I will hopefully be going home next week, so no more hospital horrors. No, I suppose there will be a whole new set of horrors then.

WEEK FIVE AND BEYOND

Yippee! I am home!!

Well, actually it's not quite yippee, more "Oh, right". After yet another cock-up booking an ambulance to get me here, I am finally back in Shepherds Bush. Though this is good, I have absolutely no special equipment and no care provision arranged. You see, my surgeon wanted me home to avoid the MRSA infection in my ward - and when they speak, the hospital world jumps.

So I have moved back home into the arms of my girlfriend - and now full-time carer - Diane. Luckily she has an understanding boss who has said she can work from home, and so she can look after me. Being as I can do bugger all right now, this means everything. I am stuck at an angle of 30 degrees or less until October 2003, so I am like a big baby. To say that the joy of homecoming was tinged with the unpleasant truth of how difficult it is going to be from now on is an understatement.

My main problem is that this is a very rare operation. It has only been done four times before in the world; this is the first time in the UK. No one, therefore, has ever had to deal with a person who has the limitations I currently have. It seems that "it can't be done" is a perfectly acceptable answer to my every question, and I am expected to just say OK. I am shocked. Is this what it is like to be tetraplegic? Do you just get sent home, to rely on your family, and to be left in bed forever?

I feel that the NHS has made leaps in surgery, but has fallen down in aftercare.
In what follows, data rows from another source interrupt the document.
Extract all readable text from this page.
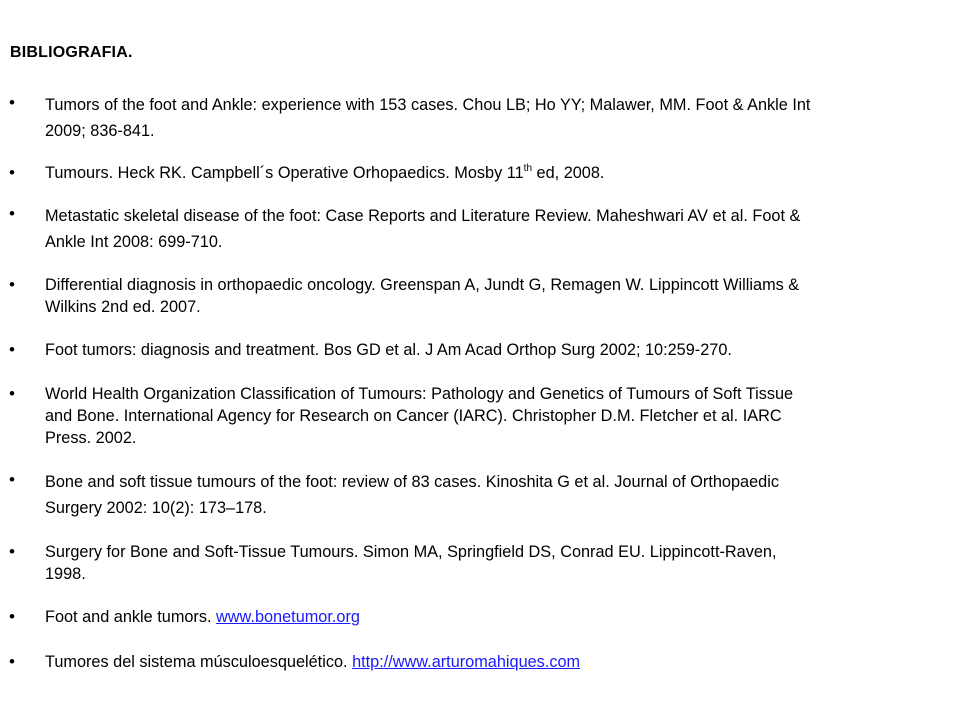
BIBLIOGRAFIA.
• Tumors of the foot and Ankle: experience with 153 cases. Chou LB; Ho YY; Malawer, MM. Foot & Ankle Int
2009; 836-841.
• Tumours. Heck RK. Campbell´s Operative Orhopaedics. Mosby 11th ed, 2008.
• Metastatic skeletal disease of the foot: Case Reports and Literature Review. Maheshwari AV et al. Foot &
Ankle Int 2008: 699-710.
• Differential diagnosis in orthopaedic oncology. Greenspan A, Jundt G, Remagen W. Lippincott Williams &
Wilkins 2nd ed. 2007.
• Foot tumors: diagnosis and treatment. Bos GD et al. J Am Acad Orthop Surg 2002; 10:259-270.
• World Health Organization Classification of Tumours: Pathology and Genetics of Tumours of Soft Tissue
and Bone. International Agency for Research on Cancer (IARC). Christopher D.M. Fletcher et al. IARC
Press. 2002.
• Bone and soft tissue tumours of the foot: review of 83 cases. Kinoshita G et al. Journal of Orthopaedic
Surgery 2002: 10(2): 173–178.
• Surgery for Bone and Soft-Tissue Tumours. Simon MA, Springfield DS, Conrad EU. Lippincott-Raven,
1998.
• Foot and ankle tumors. www.bonetumor.org
• Tumores del sistema músculoesquelético. http://www.arturomahiques.com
It seems that anyone who is sick or newly disabled is just left. Social Services visited to give me an assessment, but sadly they can't do much either.

I've now got a monkey bar to pull myself up the bed, and a tiltable table that I am using to lay my laptop on to write this, but other than that there's not much anyone can do to make me remotely independent. So in this modern day of techno chairs that can climb stairs (yes, I saw the item on Richard and Judy, a £20,000 piece of hardware to make up for the disabling environments still being created), I am expected to just become an adult baby. OK, I know some fetishists like that kind of thing, but it's not my bag! In the year of disabled people it is just accepted by Government bodies that anyone with an awkward disability must simply continue to dream of an independent life. The DDA is really working, eh?

The most annoying thing for me about being bed-bound is that after a three-year quiet period in my career, I have been getting loads of offers of work ... and I've had to turn them all down! So it's good news for my media rivals but shite for my bank balance. Just wait until next year ... I'll be back, bigger, better and even more freaky!

Anyway, I need to do a pee, so I shall reach down next to my bed, do the deed, and then ask my girlfriend to stop work and empty my bottle. Now that's dignity. I just wish I could tie a knot in it!